Don B. Huntley (’60, animal husbandry) received an honorary degree of Doctor of Science in 2009. Huntley is close to and works mainly with the department of agriculture. The Huntley Gallery is a part of the College of Environmental Design and frequently hosts artwork Huntley has collected over the years. Huntley has donated over 100 pieces of art for around 15 years.

“Mr. Huntley considers this university his family and he considers his art his family,” said Senior Director of Development for College of Engineering Carrie Geurts. “That’s the perfect marriage of his interest and his commitment to the university.”

Cristian Reyes | The Poly Post

Geurts was the former Development Officer for the College of Environmental Design which oversees the Huntley Gallery. It was there she first met Huntley as he was interested in donating an art piece to the university. She has known Huntley for over 20 years and still has a friendly relationship with him.

“The Life and Terrain of the Wild West” exhibit is about the wildlife and landscapes of the vast western region. Art pieces in the exhibit are made by well-known artists such as Bonnie Marris, Greg Beecham and more. The exhibit has on display oil paintings of animals in their natural habitat, such as wolves and moose. Some paintings also illustrate remarkable landscapes along with text to describe the history of the paintings.

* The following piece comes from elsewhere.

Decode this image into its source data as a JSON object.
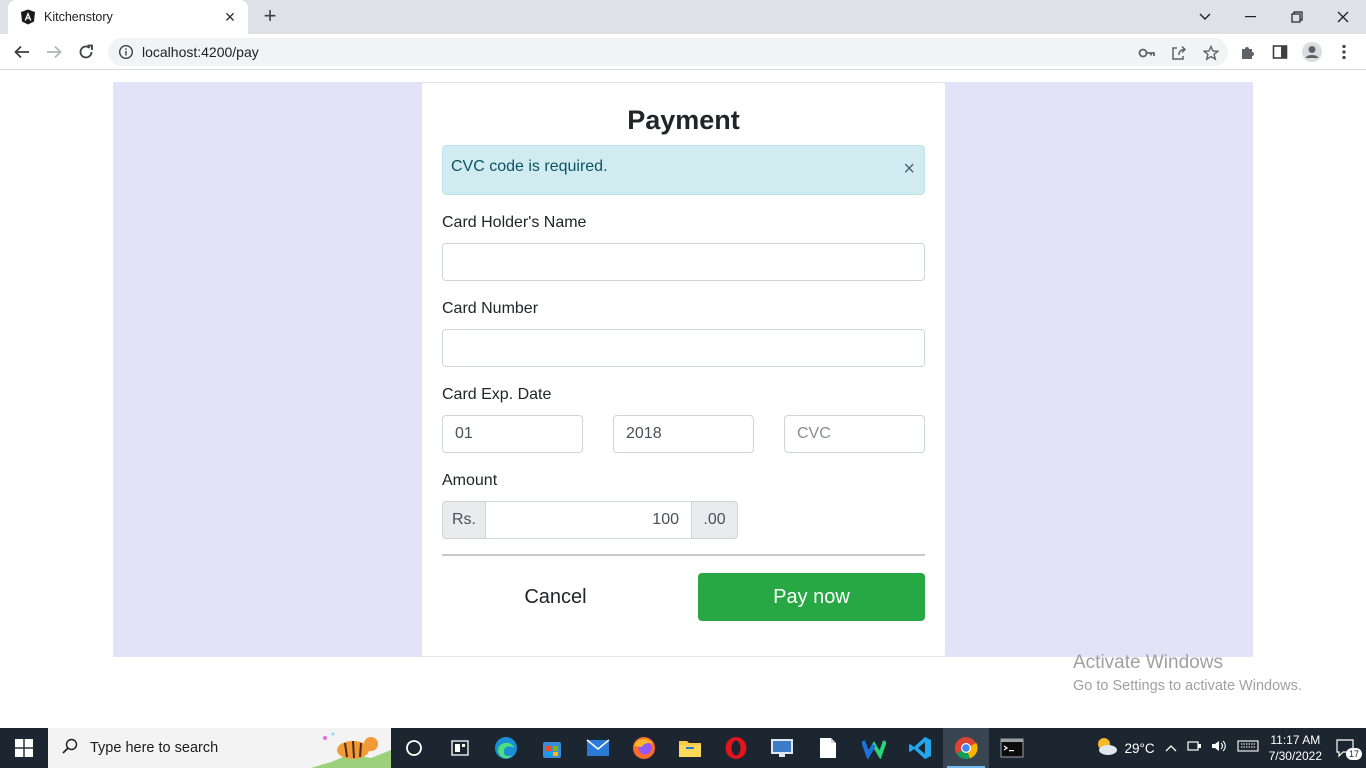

The Huntley Gallery is quite spacious with plenty of room for students to roam around and admire the grand art pieces. Although the Huntley Gallery is full of paintings, in the center there is an art figure of a duck and ducklings which adds variety to the room.

“In addition to gaining that appreciation for nature you get an appreciation for art itself,” said Gallery Assistant Piper Bridgman. “Some of them (art pieces) don’t even look like it was a painting, it looks like a photograph.”

Bridgman is a fourth-year art history major who hopes to work in a museum in the future, and this job has helped her gain experience such as installing the work, learning the art, contacting the artist and more.

Bridgman helps with the collections management of the gallery and helped create the text panels for each art piece. To create these texts, she and gallery assistant Hannah Gray did a lot of research as they contacted the artist and checked out their website to gain more information on not just the art piece but the artist as well.

CPP Students are encouraged to visit the gallery to appreciate not only the art but the nature that the paintings depict. Student engagement with the gallery has been busy according to Gray.

“We do get a lot of students especially on busy weekdays between 12 to four when we’re open,” said Gray. “A lot of people ask us a lot of questions about who did the art, where it came from … I feel like a lot of people are quite interested in what we have to offer at the gallery.”

The exhibit is open until February 2023 giving enough time for students to stop by to learn and admire the work about the old west.